You can learn a lot from surveys that look at a sample of the population and extrapolate the results.
But for the most accurate picture, there is no substitute for counting absolutely everyone.
Nowadays thankfully it isn’t necessary to uproot everyone to return to their ancestral hometown.
But it is still a gargantuan effort, once a decade, to log the details of every person in the country.
The latest release from the 2021 census has just been published by the Office for National Statistics, using data gathered on Sunday, March 21, 2021.
There is a degree of caution for some of the results, given it was done during the pandemic. But there are as always interesting trends to see – and because it is a full census, not just a sample, you can look right down to local level.
The number of households in East Hampshire grew by 11 per cent between 2011 and 2021, from just under 39,000 to just over 43,000. That compares to six per cent for England and Wales as a whole.
Household growth is not the same thing as population growth, and the two can move at quite different rates, as a result of changes in average family size, age structure, the number of students living away, and more.
Unsurprisingly, 2021’s population in England and Wales was its largest yet: just under 60 million, an increase of 3.5 per cent since 2011.
The data also shows the population is the oldest it’s ever been – and the number of people aged over 85 is expected to almost double over the next ten years.
The census information is incredibly useful for local authorities when looking at the design and development of services; everything from housing to education, through to transport and community programmes.
It is also a fascinating historical record.
The first official census was in 1801, although the 1841 one, run by the new registration service, is regarded as the first modern version.
The first official headcount revealed Great Britain’s population was nine million, with the subsequent censuses tracking the growth but also the impact that social change, scientific breakthroughs as well as major world events had on people living here.
The 1911 census was the first to have enumerators transcribe information from the schedules into their own record books, so for the first time, researchers and genealogists now accessing the records online are able to view their ancestors’ handwriting.
In 1921 questions on ‘place of work’ and ‘employer’s name’ were added to help measure commuter flows, with the growing trend for people to move out of the cities to live in suburbs. Data on full or part-time education was also recorded, following the development of secondary education at the start of the century.

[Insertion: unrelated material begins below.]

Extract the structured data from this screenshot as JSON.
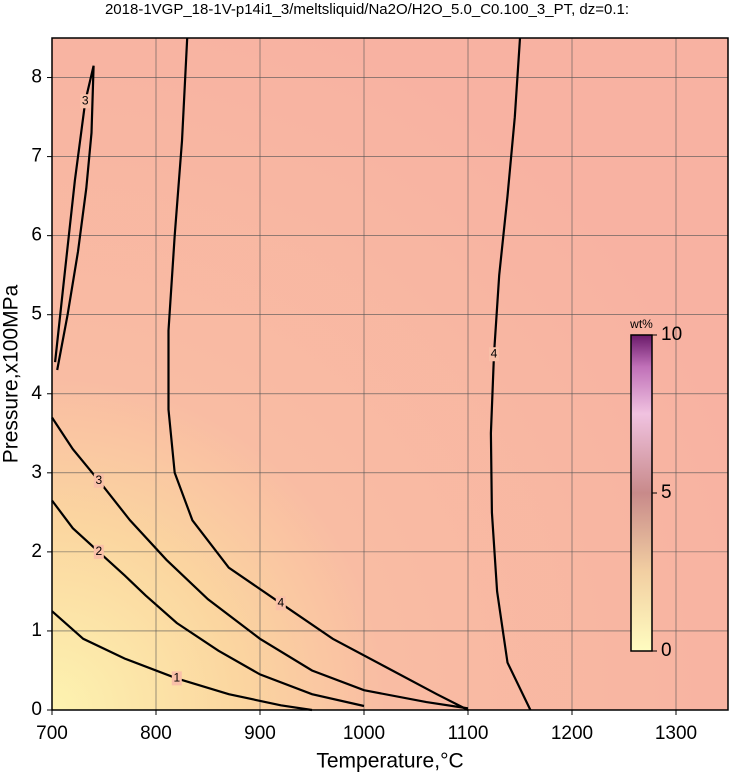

As there was no census in 1941 and only limited population information from the 1939 national register, the 1951 census was particularly important in tracking changes in society over 20 years, and recorded the population of Britain had exceeded 50 million.
It was also the first census to ask about household amenities – outside toilets – as Britain began to clear slums and rebuild housing after the Second World War.
A voluntary religion question was included in the census for the first time in 2001, and the format has continued to evolve, with the 2021 census recording new information – for instance, on those who have previously served in the UK armed forces.
Helping organisations like the Royal British Legion to understand more about the veterans community and how best to meet its needs going forward, it is particularly relevant for us locally, as East Hampshire recorded – at 5.8 per cent of usual residents over 16 – close to twice the rate for the country overall.
There will be more data releases made over the next year or so, each adding to the rich pool of information we have on everyone living here and how our lives continue to change.